Not only is there religious significance, but it’s also an exciting new piece of info to share, separate from the birth itself. We don’t find out the gender until birth, so our family and friends get to hear – “She had the baby!” and then “It’s a _____!” and following that, “And his/her name is_____!” The excitement never ends 🙂
on April 28th, 2016 at 9:13 pm
I’m 11 and I want to name a daughter Aoife Senna or vice versa. I also like Isla, Juniper and Pippa.
For a son I’d go with Tuckar Chase (after my brother, Chase) or Maxton Elliott or Rhys Caden.
I’ve been a baby name obsess for quite some time now, Some of the names I’ve used throughout my life-
Rayne the Build a Bear Cat
A Bunch of Letters “Bunchie” build a bear dog from 2010.
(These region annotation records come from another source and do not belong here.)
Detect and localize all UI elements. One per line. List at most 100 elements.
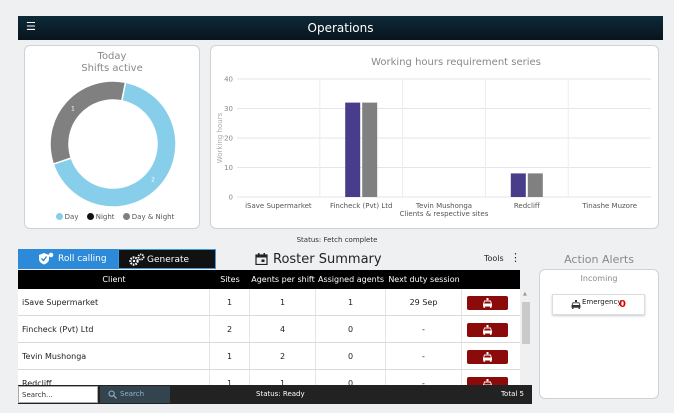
- cell-client: Tevin Mushonga: [18, 343, 210, 369]
- cell-next-duty: -: [386, 316, 462, 342]
- search-button-label: Search: [120, 390, 145, 398]
- cell-next-duty: 29 Sep: [386, 289, 462, 315]
- emergency-count: 0: [619, 299, 626, 310]
- bottom-status-bar: Search Status: Ready Total 5: [18, 385, 532, 404]
- cell-client: iSave Supermarket: [18, 289, 210, 315]
- shifts-donut-chart: 21: [49, 80, 177, 208]
- vehicle-alert-icon: [482, 298, 493, 308]
- calendar-icon: [255, 253, 268, 265]
- y-tick-label: 10: [224, 164, 233, 172]
- cell-action: [462, 370, 520, 385]
- dispatch-button[interactable]: [467, 377, 508, 385]
- bar-1-fincheck-pvt-ltd[interactable]: [362, 102, 378, 197]
- search-button[interactable]: Search: [100, 386, 170, 403]
- col-next-duty-session[interactable]: Next duty session: [388, 275, 460, 284]
- table-row[interactable]: Tevin Mushonga 1 2 0 -: [18, 343, 520, 370]
- donut-slice-label: 2: [151, 176, 155, 183]
- dispatch-button[interactable]: [467, 296, 508, 310]
- roster-table: Client Sites Agents per shift Assigned a…: [18, 270, 520, 385]
- y-tick-label: 0: [229, 194, 233, 202]
- action-alerts-panel: Incoming Emergency 0: [539, 269, 659, 399]
- vehicle-alert-icon: [482, 325, 493, 335]
- vehicle-alert-icon: [482, 352, 493, 362]
- legend-night-dot: [86, 213, 94, 220]
- search-icon: [108, 390, 117, 399]
- tools-menu[interactable]: Tools: [484, 254, 504, 263]
- cell-action: [462, 289, 520, 315]
- scrollbar-thumb[interactable]: [522, 302, 530, 344]
- cell-agents-per-shift: 2: [250, 343, 316, 369]
- bar-0-fincheck-pvt-ltd[interactable]: [345, 102, 361, 197]
- cell-agents-per-shift: 1: [250, 289, 316, 315]
- cell-assigned-agents: 1: [316, 289, 386, 315]
- cell-action: [462, 343, 520, 369]
- cell-next-duty: -: [386, 343, 462, 369]
- chart-title: Working hours requirement series: [371, 57, 541, 68]
- cell-next-duty: -: [386, 370, 462, 385]
- y-tick-label: 40: [224, 76, 233, 84]
- title-bar: ☰ Operations: [18, 16, 663, 40]
- legend-day-dot: [55, 213, 63, 220]
- hamburger-icon[interactable]: ☰: [26, 20, 36, 33]
- kebab-menu-icon[interactable]: ⋮: [510, 251, 521, 264]
- tab-roll-calling[interactable]: Roll calling: [18, 249, 118, 269]
- cell-assigned-agents: 0: [316, 370, 386, 385]
- x-tick-label: Tevin Mushonga: [415, 202, 472, 210]
- fetch-status: Status: Fetch complete: [296, 236, 378, 244]
- cell-agents-per-shift: 4: [250, 316, 316, 342]
- app-title: Operations: [307, 21, 374, 35]
- cell-sites: 1: [210, 289, 250, 315]
- legend-night: Night: [95, 213, 115, 221]
- total-count: Total 5: [500, 390, 524, 398]
- action-alerts-title: Action Alerts: [564, 253, 634, 266]
- vehicle-alert-icon: [571, 300, 581, 309]
- donut-slice-day-night[interactable]: [49, 80, 127, 165]
- dispatch-button[interactable]: [467, 350, 508, 364]
- col-client[interactable]: Client: [102, 275, 126, 284]
- today-title: Today: [97, 51, 127, 62]
- x-tick-label: iSave Supermarket: [245, 202, 312, 210]
- vehicle-alert-icon: [483, 379, 492, 385]
- x-tick-label: Fincheck (Pvt) Ltd: [330, 202, 393, 210]
- bar-0-redcliff[interactable]: [510, 173, 526, 197]
- tab-generate-roster[interactable]: Generate roster: [118, 249, 216, 285]
- y-axis-label: Working hours: [216, 112, 224, 163]
- scroll-up-arrow-icon[interactable]: ▲: [523, 291, 527, 297]
- col-assigned-agents[interactable]: Assigned agents: [318, 275, 384, 284]
- table-row[interactable]: Redcliff 1 1 0 -: [18, 370, 520, 385]
- donut-legend: Day Night Day & Night: [25, 213, 199, 221]
- emergency-alert-button[interactable]: Emergency 0: [552, 294, 645, 315]
- cell-sites: 2: [210, 316, 250, 342]
- legend-day-night: Day & Night: [131, 213, 175, 221]
- donut-slice-label: 1: [71, 106, 75, 113]
- col-agents-per-shift[interactable]: Agents per shift: [251, 275, 315, 284]
- cell-agents-per-shift: 1: [250, 370, 316, 385]
- gears-icon: [129, 253, 145, 266]
- incoming-label: Incoming: [580, 274, 618, 283]
- emergency-label: Emergency: [582, 298, 622, 306]
- legend-daynight-dot: [122, 213, 130, 220]
- cell-client: Redcliff: [18, 370, 210, 385]
- donut-slice-day[interactable]: [52, 81, 177, 208]
- today-subtitle: Shifts active: [81, 63, 143, 74]
- shield-check-icon: [39, 252, 54, 265]
- x-tick-label: Tinashe Muzore: [581, 202, 637, 210]
- search-input[interactable]: [18, 386, 98, 403]
- table-scrollbar[interactable]: ▲: [520, 289, 532, 385]
- dispatch-button[interactable]: [467, 323, 508, 337]
- y-tick-label: 30: [224, 105, 233, 113]
- x-axis-label: Clients & respective sites: [400, 210, 489, 218]
- table-header: Client Sites Agents per shift Assigned a…: [18, 270, 520, 289]
- table-row[interactable]: Fincheck (Pvt) Ltd 2 4 0 -: [18, 316, 520, 343]
- working-hours-chart-card: Working hours requirement series 0 10 20 30 4…: [210, 45, 659, 229]
- bar-1-redcliff[interactable]: [527, 173, 543, 197]
- cell-assigned-agents: 0: [316, 343, 386, 369]
- tab-roll-calling-label: Roll calling: [58, 254, 107, 264]
- cell-sites: 1: [210, 370, 250, 385]
- working-hours-bar-chart: Working hours requirement series 0 10 20 30 4…: [216, 57, 651, 218]
- legend-day: Day: [64, 213, 79, 221]
- y-tick-label: 20: [224, 135, 233, 143]
- col-sites[interactable]: Sites: [220, 275, 240, 284]
- table-row[interactable]: iSave Supermarket 1 1 1 29 Sep: [18, 289, 520, 316]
Bella Miley Fadunkadunkel, AG doll
Amiah Aurielle and Keegan Karlo AG Dolls
Some of my fav sim names I used-
Londyn Saige Delanos
Seraphina Ellowen D.
Senna Grace Beau
Briar Rose Blaira
on May 3rd, 2016 at 11:44 pm
As it stands now, we don’t intend to share any names before birth. My husband wasn’t really getting it at first. Everyone one we know has shared names ahead of time, many of them the instant they announce their pregnancies or find out the gender, his thought process was “they do it, so why shouldn’t we?”. I reminded him about the comments people had made about the names in several cases, mostly negative. We’ve overheard many relatives and people we know absolutely tear apart people over their name choices- usually to their faces! Our family is infamously the worst. I asked my husband if we could please just keep it between ourselves, and possibly one of our married couple friends who we trust and who we’ve bounced names around with when they were expecting their kids. He was sort of warming up to my request when I read him some comments on here about others’ experiences in relatives/people hating their kids’ names…his jaw dropped, literally. He readily agrees now, even if it may be hard for us to keep it a secret. I think the way we are going to sort of prevent that is by not really deciding on a name until the birth, or going to the hospital with a couple choices, so that way we don’t even know ourselves, and wouldn’t be lying when we tell people “Oh, we are still deciding!”. It’s crazy how some people get over baby names though…decency runs out the window and people say what they want.